When you place the beam of this cantilever on the support rod as shown, it sits in the position at which its center of mass lies on the verical line that passes through the point of contact. If you rotate the cantilever away from this position, you displace the center of mass from the vertical line through the support point, and raise it. Gravity exerts a restoring torque to bring the center of mass back to this line. The cantilever is thus in stable equilibrium. If you move the cantilever to the left or right, the position of the beam for which the cantilever is in equilibrium changes, and it no longer rests horizontally. If the component of gravity that acts parallel to the beam overcomes friction, the cantilever will slide away from the equilibrium position. A zip tie on the beam allows you to show stable equilibrium at various points without having the beam slip on the rod.
The center of mass of an object is the weighted mean displacement of all of its mass points from some reference point, usually the origin of the coordinate system in which the object sits. This is the sum of the products of all the mass points with their distances from the origin, divided by the total mass of the object (rcm = Σmiri/M). If we set the center of mass of the object at the origin, we find that this sum equals zero. This tells us that if we exert a force on the object at its center of mass, this results in no torque on the object, but if we apply a force to the object at any other point, we exert a torque on the object about its center of mass. If the object is relatively small, and close to the earth, then gravity acts uniformly on the object. That is, if the object is of uniform density, gravity exerts the same downward force on all of its mass points, and the sum of all of these forces is equal to a single downward force, F = Mg, acting at the center of mass of the object.
The large mass at the end of the bent rod is located so that the center of mass of the whole cantilever assembly lies along the vertical line through the support point, just to the left of the upright, about 5 cm above the center of the bent rod that connects the large mass to the beam. If you rotate the cantilever from this position, you displace the center of mass from this vertical line, which raises the center of mass and thus the gravitational potential energy. Gravity exerts a torque in the opposite direction, which when you release the cantilever, brings the center of mass back to its original position, thus lowering it and decreasing the potential energy of the system. The cantilever is thus in stable equilibrium. (See demonstration 32.20 -- Neutral, stable and unstable equilibrium).
The object in this demonstration is called a cantilever, because it extends horizontally from the point at which it is supported, with no support under the extended section.

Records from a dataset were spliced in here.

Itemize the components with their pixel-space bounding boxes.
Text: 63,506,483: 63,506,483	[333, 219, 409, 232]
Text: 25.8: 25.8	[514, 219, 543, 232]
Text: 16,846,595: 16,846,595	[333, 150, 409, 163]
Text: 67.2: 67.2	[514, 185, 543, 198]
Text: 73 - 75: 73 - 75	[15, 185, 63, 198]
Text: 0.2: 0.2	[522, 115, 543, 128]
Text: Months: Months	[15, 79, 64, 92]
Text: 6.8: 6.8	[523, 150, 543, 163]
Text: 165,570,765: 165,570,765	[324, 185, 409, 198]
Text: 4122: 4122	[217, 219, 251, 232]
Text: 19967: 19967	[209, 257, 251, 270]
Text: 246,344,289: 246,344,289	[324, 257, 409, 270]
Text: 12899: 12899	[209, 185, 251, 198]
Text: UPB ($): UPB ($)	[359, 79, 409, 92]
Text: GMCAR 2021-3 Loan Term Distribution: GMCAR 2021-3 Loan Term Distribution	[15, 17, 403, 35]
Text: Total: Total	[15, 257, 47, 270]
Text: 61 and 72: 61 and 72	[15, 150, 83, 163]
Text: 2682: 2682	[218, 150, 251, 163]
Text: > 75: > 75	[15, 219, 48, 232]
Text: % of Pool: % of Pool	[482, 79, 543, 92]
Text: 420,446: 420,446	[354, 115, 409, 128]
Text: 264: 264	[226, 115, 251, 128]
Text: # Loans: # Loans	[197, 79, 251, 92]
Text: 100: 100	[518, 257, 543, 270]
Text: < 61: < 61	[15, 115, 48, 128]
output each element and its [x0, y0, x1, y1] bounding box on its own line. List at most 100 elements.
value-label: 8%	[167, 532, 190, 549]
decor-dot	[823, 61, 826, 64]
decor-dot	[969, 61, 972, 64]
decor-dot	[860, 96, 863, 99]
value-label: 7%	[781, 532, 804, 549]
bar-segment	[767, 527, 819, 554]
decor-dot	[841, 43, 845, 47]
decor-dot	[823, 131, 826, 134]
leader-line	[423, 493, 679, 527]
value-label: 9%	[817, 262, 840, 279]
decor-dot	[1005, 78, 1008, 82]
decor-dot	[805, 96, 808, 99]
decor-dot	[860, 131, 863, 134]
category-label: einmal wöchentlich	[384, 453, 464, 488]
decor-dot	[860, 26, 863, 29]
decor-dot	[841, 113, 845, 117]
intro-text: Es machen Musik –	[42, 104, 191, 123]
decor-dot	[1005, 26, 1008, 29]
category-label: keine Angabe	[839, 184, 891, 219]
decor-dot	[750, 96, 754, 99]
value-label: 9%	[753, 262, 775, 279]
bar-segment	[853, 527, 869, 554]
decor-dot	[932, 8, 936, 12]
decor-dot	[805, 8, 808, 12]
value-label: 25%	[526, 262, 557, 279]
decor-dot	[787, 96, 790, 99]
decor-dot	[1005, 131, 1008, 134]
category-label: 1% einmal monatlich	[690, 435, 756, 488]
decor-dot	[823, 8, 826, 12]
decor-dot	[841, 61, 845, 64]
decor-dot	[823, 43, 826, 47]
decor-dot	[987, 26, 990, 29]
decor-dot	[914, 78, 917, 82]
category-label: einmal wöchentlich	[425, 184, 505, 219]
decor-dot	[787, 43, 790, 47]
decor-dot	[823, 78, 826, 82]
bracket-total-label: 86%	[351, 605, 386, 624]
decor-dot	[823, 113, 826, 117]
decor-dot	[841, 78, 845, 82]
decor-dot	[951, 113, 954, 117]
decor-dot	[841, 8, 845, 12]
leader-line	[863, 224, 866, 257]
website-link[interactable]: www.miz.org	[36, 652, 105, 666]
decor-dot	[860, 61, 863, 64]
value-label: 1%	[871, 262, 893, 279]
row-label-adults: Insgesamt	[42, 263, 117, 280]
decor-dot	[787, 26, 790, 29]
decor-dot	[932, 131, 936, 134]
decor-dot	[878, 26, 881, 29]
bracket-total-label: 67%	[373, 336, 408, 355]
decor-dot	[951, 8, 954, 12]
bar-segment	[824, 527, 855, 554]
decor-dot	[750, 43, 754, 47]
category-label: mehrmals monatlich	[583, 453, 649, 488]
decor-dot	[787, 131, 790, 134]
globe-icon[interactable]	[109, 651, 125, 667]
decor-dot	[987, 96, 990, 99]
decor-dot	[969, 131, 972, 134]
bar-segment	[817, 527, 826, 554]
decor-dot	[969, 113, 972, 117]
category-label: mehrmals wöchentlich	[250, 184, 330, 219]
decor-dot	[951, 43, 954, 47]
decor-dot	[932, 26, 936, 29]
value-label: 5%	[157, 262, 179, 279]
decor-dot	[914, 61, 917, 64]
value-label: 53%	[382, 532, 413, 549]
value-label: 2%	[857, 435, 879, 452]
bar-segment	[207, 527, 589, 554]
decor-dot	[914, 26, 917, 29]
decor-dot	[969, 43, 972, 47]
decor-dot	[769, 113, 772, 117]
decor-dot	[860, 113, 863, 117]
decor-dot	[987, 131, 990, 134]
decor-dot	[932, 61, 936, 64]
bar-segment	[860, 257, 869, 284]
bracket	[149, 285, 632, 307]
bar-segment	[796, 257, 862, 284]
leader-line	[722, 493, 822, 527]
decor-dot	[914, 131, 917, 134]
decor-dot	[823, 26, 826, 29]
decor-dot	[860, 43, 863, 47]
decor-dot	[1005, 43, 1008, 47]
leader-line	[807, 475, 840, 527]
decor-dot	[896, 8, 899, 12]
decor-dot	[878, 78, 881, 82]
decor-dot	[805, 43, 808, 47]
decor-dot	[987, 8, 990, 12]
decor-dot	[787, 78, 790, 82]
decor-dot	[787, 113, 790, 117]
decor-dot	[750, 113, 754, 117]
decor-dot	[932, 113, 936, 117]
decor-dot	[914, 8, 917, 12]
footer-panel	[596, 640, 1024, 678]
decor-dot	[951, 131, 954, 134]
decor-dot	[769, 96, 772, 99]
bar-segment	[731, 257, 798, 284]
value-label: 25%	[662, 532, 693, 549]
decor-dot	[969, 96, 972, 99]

With the cantilever suspended as shown in the photograph, as noted above, the torque exerted by the support rod about its center of mass is balanced by the torque exerted by gravity about the suspension point at the center of mass, and the cantilever is in stable equilibrium. If you place the beam so that it rests on the support rod at some other point, gravity, acting at the center of mass, causes the beam to tilt until the center of mass lies below the new suspension point. If the angle at which the beam sits is too far from horizontal, the component of gravity that is parallel to the beam could overcome friction and cause the cantilever to slide on the support rod, and thus cause it to slide away from the new equilibrium position. A zip tie around the beam provides a stop so that when you rest the beam at a different point from that shown above, the cantilever can sit in stable equilibrium with the beam tilted from the horizontal position, and not slide out of equilibrium. You can, of course, set the cantilever so that the support rod is at the corner where the rod that supports the round mass meets the beam (on the side toward the mass), and it will sit in stable equilibrium.
References:
1) Resnick, Robert and Halliday, David. Physics, Part One, Third Edition (New York: John Wiley and Sons, 1977), pp. 162-5, 283-5, 291-3.